Valerie Racine's Commentary on "Big Data & Public Health"

The fictional scenario described above is loosely based on a recent initiative by Google. In 2009, research scientists at Google published a study in Nature, describing their methods for tracking seasonal and pandemic influenza outbreaks using data generated from monitoring health-seeking behaviour on Internet search engines (Ginsberg et al. 2009). They had developed tools to track outbreaks in real-time in order to improve upon the traditional methods used by the Center for Disease Control and Prevention (CDC), which take approximately two weeks to gather and analyze data. The algorithms developed by the scientists at Google led to the creation of Google Flu Trends (GFT), a web service launched in 2008 to track flu outbreaks. The service is no longer publishing its results, but its data are made available to other researchers.

The 2009 Nature paper is often used as a paradigm example to illustrate the emergence of a new field referred to as digital epidemiology, or digital disease detection (DDD) (Brownstein et al. 2009; Salathe et al. 2012; Vayena et al. 2015). This field shares the goals and objectives of traditional epidemiology (e.g. public health surveillance, disease outbreak detection, etc.), but makes use of electronic information sources, such as internet search engines, mobile devices, and other social media platforms, which can generate data related to public health but that are not explicitly designed for collecting public health-related data. The motivation behind DDD initiatives, like Global Flu Trends, is to mine large datasets in order to accelerate the process of tracking and responding to outbreaks of infectious diseases.

In 2013, Google’s program to track influenza outbreaks was heavily criticized for mis-estimating the prevalence of influenza outbreaks (Butler 2013, Lazer et al. 2014, Lazer & Kennedy 2015). Its first big mistake occurred in 2009, when it underestimated the Swine Flu (H1N1) pandemic (Butler 2013; White 2015), due to changes in people’s search behaviour with respect to the categories of “influenza complications” and “term for influenza” given the non-typical seasonal outbreak of H1N1 during the summer months (Cook et al. 2011). Then, in 2013, Nature reported that GFT significantly over-estimated outbreaks of influenza (Butler 2013; Lazer et al. 2014). In a comment published in Science in 2014, Lazer et al. reported that GFT had been consistently over-estimating the prevalence of flu outbreaks before then, inaccurately predicting the prevalence of flu cases in 100 of 108 weeks during the 2011-2012 flu seasons (Lazer et al. 2014).

GFT’s track record of mis-estimations has been described as “big data hubris” – “the often implicit assumption that big data are a substitute for, rather than a supplement to, traditional data collection and analysis” (Lazer et al. 2014, 1203). In epidemiology, traditional data collection and analysis involves gathering data from structured interviews, archives, censuses, and surveys, and then to look for patterns and trends in the data. However, most scientists commenting on the case of GFT have insisted that, despite its failures, the use of big data in epidemiology can be extremely valuable for public health surveillance (Lazer et al. 2014, Lazer & Kennedy 2015, White 2015).

The GFT case has invoked many epistemological questions about how to improve Google’s flu algorithms, and big data analytics more generally, and how public health policy and decision-makers ought to use these tools. But, it has also engendered ethical concerns at “the nexus of ethics and methodology” (Vayena et al. 2015).

For example, there can be harmful consequences when such models are woefully inaccurate or imprecise. False identification of outbreaks or inaccurate and imprecise predictions of outbreak trajectories could place undue stress on limited health resources (Vayena et al. 2015). Wrong results or predictions might also undermine the public’s trust in scientific findings, and worse, might lead to the public’s dismissal of public health warnings.

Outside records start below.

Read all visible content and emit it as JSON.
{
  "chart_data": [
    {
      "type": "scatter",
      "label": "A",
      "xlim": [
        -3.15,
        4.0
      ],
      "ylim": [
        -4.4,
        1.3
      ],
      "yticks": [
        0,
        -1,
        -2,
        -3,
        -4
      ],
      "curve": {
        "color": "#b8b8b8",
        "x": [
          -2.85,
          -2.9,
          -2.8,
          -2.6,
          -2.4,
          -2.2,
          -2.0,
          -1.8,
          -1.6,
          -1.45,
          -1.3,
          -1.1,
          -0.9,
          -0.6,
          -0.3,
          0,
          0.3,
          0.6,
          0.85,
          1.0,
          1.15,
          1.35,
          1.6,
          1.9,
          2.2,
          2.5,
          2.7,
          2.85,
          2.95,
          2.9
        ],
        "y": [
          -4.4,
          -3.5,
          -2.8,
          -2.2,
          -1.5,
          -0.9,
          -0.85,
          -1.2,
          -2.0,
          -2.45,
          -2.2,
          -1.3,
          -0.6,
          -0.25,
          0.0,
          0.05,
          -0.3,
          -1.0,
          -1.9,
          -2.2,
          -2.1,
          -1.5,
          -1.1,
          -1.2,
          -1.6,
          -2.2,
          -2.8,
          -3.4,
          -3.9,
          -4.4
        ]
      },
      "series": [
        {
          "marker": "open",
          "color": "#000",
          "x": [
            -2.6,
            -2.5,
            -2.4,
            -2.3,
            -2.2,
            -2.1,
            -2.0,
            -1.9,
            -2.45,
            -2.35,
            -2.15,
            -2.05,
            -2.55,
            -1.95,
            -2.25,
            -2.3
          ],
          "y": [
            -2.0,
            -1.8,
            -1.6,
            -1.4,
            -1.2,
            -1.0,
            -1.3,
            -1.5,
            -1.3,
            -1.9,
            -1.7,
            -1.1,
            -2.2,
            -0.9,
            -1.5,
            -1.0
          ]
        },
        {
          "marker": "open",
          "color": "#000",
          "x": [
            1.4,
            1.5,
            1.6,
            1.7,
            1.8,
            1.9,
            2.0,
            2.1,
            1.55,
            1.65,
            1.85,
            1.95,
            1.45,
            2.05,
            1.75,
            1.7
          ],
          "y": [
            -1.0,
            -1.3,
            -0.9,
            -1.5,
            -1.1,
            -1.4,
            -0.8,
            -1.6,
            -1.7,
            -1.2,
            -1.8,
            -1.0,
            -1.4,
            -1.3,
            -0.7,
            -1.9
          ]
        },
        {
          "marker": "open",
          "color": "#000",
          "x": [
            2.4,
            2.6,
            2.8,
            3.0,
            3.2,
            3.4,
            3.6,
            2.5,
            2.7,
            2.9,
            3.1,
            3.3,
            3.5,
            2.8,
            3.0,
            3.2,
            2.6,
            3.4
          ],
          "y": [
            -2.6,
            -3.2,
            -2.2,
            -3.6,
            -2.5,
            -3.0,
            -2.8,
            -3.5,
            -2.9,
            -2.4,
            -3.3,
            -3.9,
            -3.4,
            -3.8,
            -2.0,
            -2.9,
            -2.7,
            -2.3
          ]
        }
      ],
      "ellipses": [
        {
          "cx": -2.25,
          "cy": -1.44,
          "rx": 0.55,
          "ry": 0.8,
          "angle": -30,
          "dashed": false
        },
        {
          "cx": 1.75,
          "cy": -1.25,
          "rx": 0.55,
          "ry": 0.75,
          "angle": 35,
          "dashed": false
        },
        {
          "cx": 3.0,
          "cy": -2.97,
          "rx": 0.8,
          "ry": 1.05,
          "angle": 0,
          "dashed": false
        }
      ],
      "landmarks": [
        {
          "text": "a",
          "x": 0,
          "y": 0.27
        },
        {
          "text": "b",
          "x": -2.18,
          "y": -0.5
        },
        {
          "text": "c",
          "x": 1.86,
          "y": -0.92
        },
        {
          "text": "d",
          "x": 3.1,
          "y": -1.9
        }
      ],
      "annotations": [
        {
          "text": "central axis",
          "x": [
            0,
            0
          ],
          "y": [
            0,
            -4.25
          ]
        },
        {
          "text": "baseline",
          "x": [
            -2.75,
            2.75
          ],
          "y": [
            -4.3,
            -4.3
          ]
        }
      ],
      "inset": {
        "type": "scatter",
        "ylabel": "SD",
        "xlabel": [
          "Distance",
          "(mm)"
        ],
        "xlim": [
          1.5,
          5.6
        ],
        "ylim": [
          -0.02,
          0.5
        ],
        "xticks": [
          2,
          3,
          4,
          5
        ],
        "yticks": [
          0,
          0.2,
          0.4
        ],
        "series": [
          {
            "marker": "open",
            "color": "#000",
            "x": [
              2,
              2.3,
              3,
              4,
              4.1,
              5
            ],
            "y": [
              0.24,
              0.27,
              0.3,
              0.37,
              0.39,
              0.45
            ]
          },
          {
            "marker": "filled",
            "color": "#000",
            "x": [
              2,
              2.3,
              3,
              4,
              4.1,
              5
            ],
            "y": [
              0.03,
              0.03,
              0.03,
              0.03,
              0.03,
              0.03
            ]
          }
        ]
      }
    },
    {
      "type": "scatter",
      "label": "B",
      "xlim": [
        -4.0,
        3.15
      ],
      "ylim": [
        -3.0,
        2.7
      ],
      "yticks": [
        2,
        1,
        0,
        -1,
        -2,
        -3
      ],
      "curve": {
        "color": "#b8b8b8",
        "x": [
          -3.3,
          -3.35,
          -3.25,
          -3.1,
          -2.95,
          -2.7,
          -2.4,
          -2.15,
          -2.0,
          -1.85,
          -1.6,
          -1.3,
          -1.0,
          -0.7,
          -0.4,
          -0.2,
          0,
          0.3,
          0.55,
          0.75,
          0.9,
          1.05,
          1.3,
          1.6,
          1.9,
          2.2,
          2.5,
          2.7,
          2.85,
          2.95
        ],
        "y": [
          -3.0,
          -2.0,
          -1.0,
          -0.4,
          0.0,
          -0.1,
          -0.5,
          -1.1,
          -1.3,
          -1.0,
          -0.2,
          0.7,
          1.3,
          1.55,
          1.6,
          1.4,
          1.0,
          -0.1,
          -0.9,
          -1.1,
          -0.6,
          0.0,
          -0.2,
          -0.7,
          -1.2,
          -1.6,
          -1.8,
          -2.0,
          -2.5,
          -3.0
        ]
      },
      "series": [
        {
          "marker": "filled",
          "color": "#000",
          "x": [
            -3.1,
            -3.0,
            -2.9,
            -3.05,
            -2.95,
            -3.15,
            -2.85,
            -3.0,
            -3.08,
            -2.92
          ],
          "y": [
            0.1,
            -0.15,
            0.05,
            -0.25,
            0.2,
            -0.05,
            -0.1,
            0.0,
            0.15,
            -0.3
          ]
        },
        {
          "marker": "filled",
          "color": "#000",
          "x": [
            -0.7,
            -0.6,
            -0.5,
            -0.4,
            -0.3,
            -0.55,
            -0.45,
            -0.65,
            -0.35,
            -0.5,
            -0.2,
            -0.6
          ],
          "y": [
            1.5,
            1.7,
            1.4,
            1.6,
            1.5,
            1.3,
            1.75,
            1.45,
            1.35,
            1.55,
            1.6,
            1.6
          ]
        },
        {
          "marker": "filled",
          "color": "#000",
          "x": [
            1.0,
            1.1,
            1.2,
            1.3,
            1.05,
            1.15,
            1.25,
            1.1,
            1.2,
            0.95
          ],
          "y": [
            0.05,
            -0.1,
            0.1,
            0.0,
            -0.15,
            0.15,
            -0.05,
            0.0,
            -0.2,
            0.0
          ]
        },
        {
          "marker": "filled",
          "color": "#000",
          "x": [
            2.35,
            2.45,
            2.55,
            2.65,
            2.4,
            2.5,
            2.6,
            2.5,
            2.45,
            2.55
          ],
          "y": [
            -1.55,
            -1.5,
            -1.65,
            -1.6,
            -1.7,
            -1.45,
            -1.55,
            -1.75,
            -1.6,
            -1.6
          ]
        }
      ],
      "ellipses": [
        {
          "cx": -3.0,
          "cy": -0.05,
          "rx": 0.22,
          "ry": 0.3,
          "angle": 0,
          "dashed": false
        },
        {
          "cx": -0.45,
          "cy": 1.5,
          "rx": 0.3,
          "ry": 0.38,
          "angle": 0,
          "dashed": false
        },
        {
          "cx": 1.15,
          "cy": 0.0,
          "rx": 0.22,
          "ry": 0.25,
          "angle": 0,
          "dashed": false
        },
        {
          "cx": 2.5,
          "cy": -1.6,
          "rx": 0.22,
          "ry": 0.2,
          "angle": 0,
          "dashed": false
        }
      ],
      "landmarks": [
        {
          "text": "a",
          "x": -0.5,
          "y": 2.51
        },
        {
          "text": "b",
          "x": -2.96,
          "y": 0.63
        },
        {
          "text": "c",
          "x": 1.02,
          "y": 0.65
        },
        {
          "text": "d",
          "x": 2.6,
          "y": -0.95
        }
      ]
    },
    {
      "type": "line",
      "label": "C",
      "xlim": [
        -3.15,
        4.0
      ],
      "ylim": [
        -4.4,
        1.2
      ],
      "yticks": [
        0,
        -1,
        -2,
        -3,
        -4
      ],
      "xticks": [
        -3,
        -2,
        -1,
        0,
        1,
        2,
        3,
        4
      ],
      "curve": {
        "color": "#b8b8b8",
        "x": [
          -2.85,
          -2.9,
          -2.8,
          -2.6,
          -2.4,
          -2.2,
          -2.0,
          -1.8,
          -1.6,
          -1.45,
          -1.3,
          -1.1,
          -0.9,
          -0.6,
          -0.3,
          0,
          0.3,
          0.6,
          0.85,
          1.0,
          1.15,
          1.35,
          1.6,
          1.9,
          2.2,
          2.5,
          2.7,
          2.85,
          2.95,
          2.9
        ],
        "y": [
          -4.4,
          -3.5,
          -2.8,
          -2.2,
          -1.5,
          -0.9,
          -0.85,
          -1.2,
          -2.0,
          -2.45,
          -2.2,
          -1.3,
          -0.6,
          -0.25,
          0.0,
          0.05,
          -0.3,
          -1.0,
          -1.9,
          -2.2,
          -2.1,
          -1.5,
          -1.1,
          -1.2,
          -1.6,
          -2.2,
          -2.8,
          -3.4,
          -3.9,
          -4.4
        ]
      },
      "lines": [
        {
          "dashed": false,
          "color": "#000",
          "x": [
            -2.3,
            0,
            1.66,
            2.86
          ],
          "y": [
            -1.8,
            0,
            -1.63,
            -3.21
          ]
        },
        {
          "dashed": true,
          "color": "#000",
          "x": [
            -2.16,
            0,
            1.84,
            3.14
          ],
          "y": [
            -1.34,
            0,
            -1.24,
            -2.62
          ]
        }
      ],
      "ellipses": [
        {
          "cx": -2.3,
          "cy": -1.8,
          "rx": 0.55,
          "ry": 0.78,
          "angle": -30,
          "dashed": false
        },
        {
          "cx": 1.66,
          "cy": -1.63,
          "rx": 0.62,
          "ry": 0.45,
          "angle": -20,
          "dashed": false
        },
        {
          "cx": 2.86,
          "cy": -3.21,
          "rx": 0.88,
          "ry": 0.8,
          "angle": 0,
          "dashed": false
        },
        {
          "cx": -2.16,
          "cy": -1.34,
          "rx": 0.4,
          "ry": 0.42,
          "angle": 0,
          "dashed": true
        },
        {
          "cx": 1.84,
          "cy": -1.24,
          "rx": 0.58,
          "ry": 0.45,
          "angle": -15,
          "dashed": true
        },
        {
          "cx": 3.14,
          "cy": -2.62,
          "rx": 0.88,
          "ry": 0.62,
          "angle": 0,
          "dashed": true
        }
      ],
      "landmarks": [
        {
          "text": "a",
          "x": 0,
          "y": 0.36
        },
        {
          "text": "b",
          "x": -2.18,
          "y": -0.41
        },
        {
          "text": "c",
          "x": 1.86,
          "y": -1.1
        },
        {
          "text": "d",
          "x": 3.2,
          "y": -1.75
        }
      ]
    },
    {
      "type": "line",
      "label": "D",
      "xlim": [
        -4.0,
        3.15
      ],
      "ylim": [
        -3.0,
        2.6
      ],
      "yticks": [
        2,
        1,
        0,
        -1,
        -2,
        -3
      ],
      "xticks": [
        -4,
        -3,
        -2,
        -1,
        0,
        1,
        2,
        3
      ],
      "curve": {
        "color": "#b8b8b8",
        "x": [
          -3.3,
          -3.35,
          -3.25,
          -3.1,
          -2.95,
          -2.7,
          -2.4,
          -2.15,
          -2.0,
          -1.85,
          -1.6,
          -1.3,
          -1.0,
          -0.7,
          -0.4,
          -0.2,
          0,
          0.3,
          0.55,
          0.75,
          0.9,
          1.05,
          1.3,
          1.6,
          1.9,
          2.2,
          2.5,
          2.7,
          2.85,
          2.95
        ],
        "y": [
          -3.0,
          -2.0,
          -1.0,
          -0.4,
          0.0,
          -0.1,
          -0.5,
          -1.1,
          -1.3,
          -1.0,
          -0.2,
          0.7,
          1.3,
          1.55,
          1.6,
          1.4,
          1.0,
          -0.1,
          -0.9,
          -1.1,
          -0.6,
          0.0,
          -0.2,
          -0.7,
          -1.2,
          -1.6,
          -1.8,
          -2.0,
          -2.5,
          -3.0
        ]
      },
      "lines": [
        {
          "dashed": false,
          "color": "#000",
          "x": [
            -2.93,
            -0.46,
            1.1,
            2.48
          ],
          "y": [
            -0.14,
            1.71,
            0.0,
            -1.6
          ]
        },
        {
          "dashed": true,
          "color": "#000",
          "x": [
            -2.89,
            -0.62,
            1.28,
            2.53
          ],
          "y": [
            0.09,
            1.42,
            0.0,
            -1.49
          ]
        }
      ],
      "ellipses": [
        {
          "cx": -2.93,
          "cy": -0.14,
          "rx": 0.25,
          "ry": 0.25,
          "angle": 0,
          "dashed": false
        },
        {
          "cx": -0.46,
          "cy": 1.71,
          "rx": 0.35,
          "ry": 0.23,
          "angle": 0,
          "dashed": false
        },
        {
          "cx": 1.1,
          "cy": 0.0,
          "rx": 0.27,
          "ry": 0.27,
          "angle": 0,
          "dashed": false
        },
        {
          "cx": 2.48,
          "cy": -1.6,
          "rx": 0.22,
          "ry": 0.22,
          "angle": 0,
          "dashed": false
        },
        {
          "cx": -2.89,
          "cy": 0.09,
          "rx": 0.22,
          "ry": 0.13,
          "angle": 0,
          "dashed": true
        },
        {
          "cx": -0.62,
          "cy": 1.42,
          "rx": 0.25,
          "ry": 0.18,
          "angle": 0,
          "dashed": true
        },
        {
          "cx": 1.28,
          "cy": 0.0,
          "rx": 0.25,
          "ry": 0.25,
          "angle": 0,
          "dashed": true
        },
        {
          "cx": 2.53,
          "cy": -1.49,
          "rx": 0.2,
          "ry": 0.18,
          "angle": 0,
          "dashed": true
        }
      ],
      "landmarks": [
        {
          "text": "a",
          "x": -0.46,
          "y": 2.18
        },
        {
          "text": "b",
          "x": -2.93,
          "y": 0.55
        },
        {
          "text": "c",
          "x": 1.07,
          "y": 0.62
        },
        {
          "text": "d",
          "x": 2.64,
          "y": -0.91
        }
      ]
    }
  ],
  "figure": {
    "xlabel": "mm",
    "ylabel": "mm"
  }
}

In addition to worries about maintaining the public’s trust on issues of public health, researchers developing models aimed at detecting outbreaks must consider that their results risk harming individuals, businesses, communities, and even entire regions or countries (Vayena et al. 2015). This harm may take the form of stigmatization of groups, and financial loss due to prejudice or restrictions on travel to tourist destinations. It can also restrict the freedom of individuals in the form of imposed travel restrictions or quarantines. Consequently, ethicists have stressed that “methodological robustness” with respect to digital epidemiology is “an ethical, not just a scientific, requirement” (Vayena et al. 2015, 4).

As with other instances of big data collection and use in the life sciences, the use of big data gathered online in social or commercial contexts for public health purposes raises ethical issues about an individual’s right to privacy and notions of informed consent when that data is used for research purposes. However, in this context, it has been suggested that private corporations that have access to relevant data might have a moral obligation to share that data for matters related to public health and public health research. This consideration raises questions about how to regulate private-public partnerships with regards to data ownership within a global context in order to uphold the values of transparency, global justice, and the common good in public health research (Vayena et al. 2015).